EXPERIMENTAL DESIGN: We screened 977 consecutive patients with NSCLC for the presence of concomitant EGFR mutations and ALK rearrangements by rapid amplification of cDNA ends-coupled PCR sequencing and FISH. Immunohistochemistry (IHC) and Western blotting were used to correlate the activation of EGFR, ALK, and downstream proteins with responses to EGFR-TKIs and crizotinib.

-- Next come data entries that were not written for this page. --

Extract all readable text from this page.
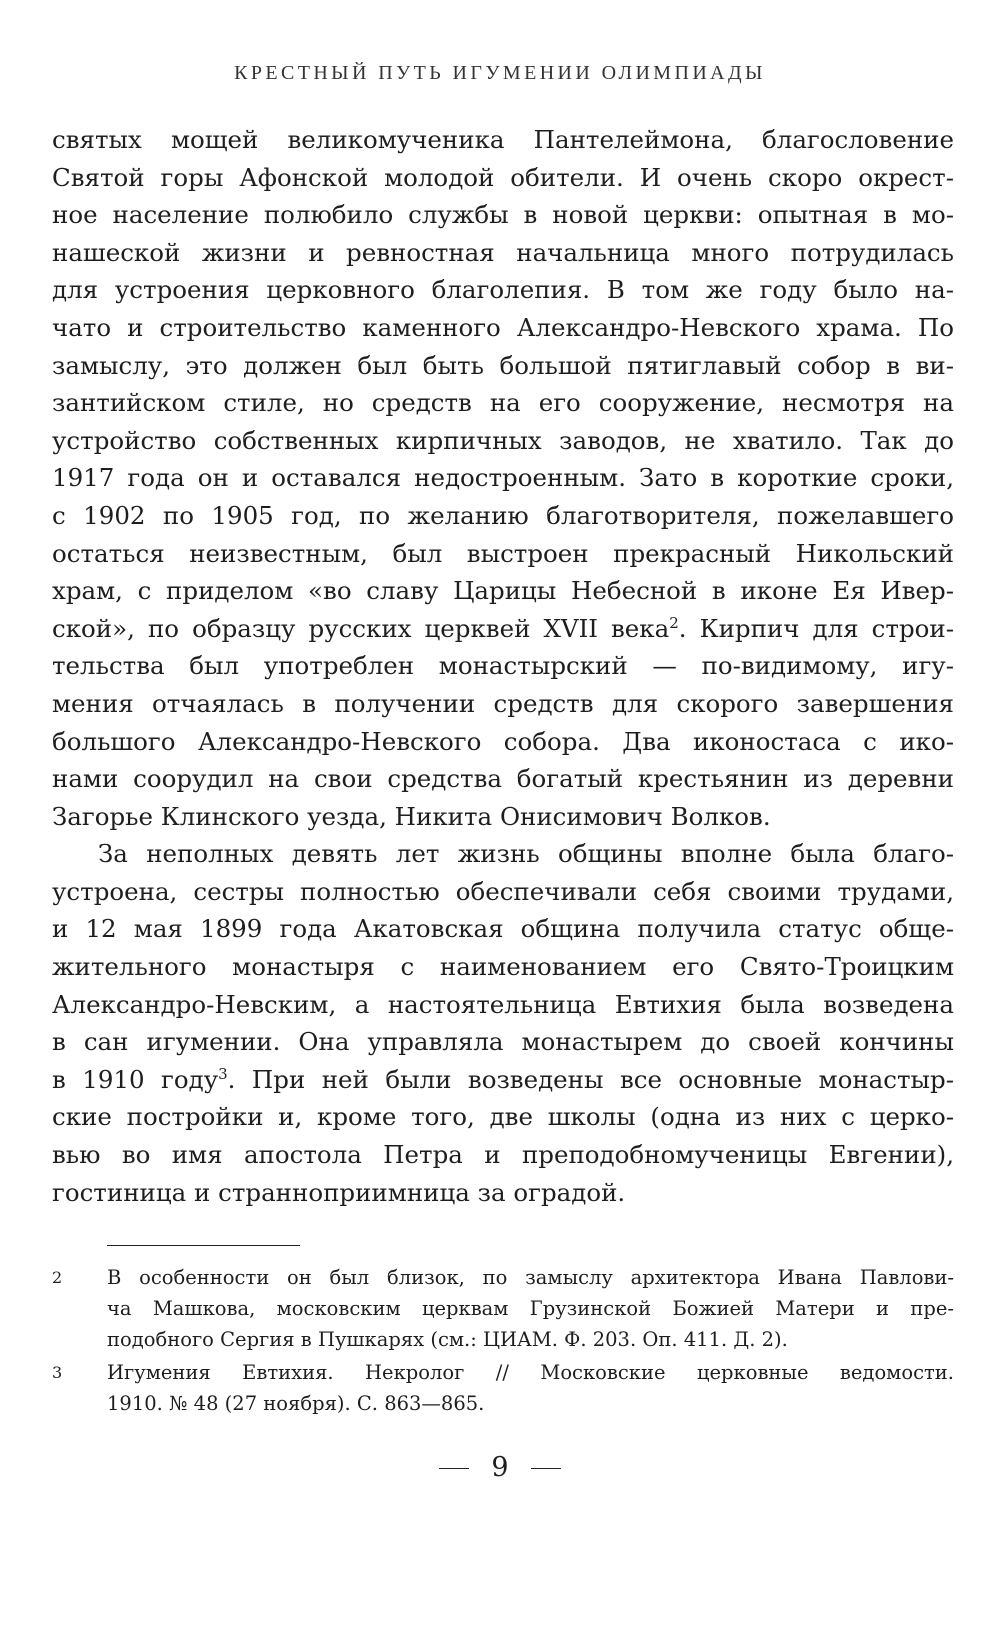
КРЕСТНЫЙ ПУТЬ ИГУМЕНИИ ОЛИМПИАДЫ
святых мощей великомученика Пантелеймона, благословение
Святой горы Афонской молодой обители. И очень скоро окрест-
ное население полюбило службы в новой церкви: опытная в мо-
нашеской жизни и ревностная начальница много потрудилась
для устроения церковного благолепия. В том же году было на-
чато и строительство каменного Александро-Невского храма. По
замыслу, это должен был быть большой пятиглавый собор в ви-
зантийском стиле, но средств на его сооружение, несмотря на
устройство собственных кирпичных заводов, не хватило. Так до
1917 года он и оставался недостроенным. Зато в короткие сроки,
с 1902 по 1905 год, по желанию благотворителя, пожелавшего
остаться неизвестным, был выстроен прекрасный Никольский
храм, с приделом «во славу Царицы Небесной в иконе Ея Ивер-
ской», по образцу русских церквей XVII века$^2$. Кирпич для строи-
тельства был употреблен монастырский — по-видимому, игу-
мения отчаялась в получении средств для скорого завершения
большого Александро-Невского собора. Два иконостаса с ико-
нами соорудил на свои средства богатый крестьянин из деревни
Загорье Клинского уезда, Никита Онисимович Волков.
За неполных девять лет жизнь общины вполне была благо-
устроена, сестры полностью обеспечивали себя своими трудами,
и 12 мая 1899 года Акатовская община получила статус обще-
жительного монастыря с наименованием его Свято-Троицким
Александро-Невским, а настоятельница Евтихия была возведена
в сан игумении. Она управляла монастырем до своей кончины
в 1910 году$^3$. При ней были возведены все основные монастыр-
ские постройки и, кроме того, две школы (одна из них с церко-
вью во имя апостола Петра и преподобномученицы Евгении),
гостиница и странноприимница за оградой.
2 В особенности он был близок, по замыслу архитектора Ивана Павлови-
ча Машкова, московским церквам Грузинской Божией Матери и пре-
подобного Сергия в Пушкарях (см.: ЦИАМ. Ф. 203. Оп. 411. Д. 2).
3 Игумения Евтихия. Некролог // Московские церковные ведомости.
1910. № 48 (27 ноября). С. 863—865.
9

RESULTS: The overall frequency of concomitant EGFR mutations and ALK rearrangements was 1.3% (13/977). EGFR/ALK co-alterations were found in 3.9% (13/336) EGFR-mutant and 18.6% (13/70) ALK-rearranged patients. Ten tumors were treated with first-line EGFR-TKIs, with a response rate of 80% (8/10). Two tumors with high phospho-ALK levels and low phospho-EGFR levels achieved stable and progressive disease, respectively. Median progression-free survival was 11.2 months. Coexpression of mutant EGFR and ALK fusion proteins in the same tumor cell populations was detected by IHC. Two cases with high phospho-ALK levels treated with crizotinib achieved partial responses; two cases with low phospho-ALK levels had progressive or stable disease.

CONCLUSION: ALK rearrangements and EGFR mutations could coexist in a small subgroup of NSCLC. Advanced pulmonary adenocarcinomas with such co-alterations could have diverse responses to EGFR-TKIs and crizotinib. Relative phospho-ALK and phospho-EGFR levels could predict the efficacy of EGFR-TKI and crizotinib.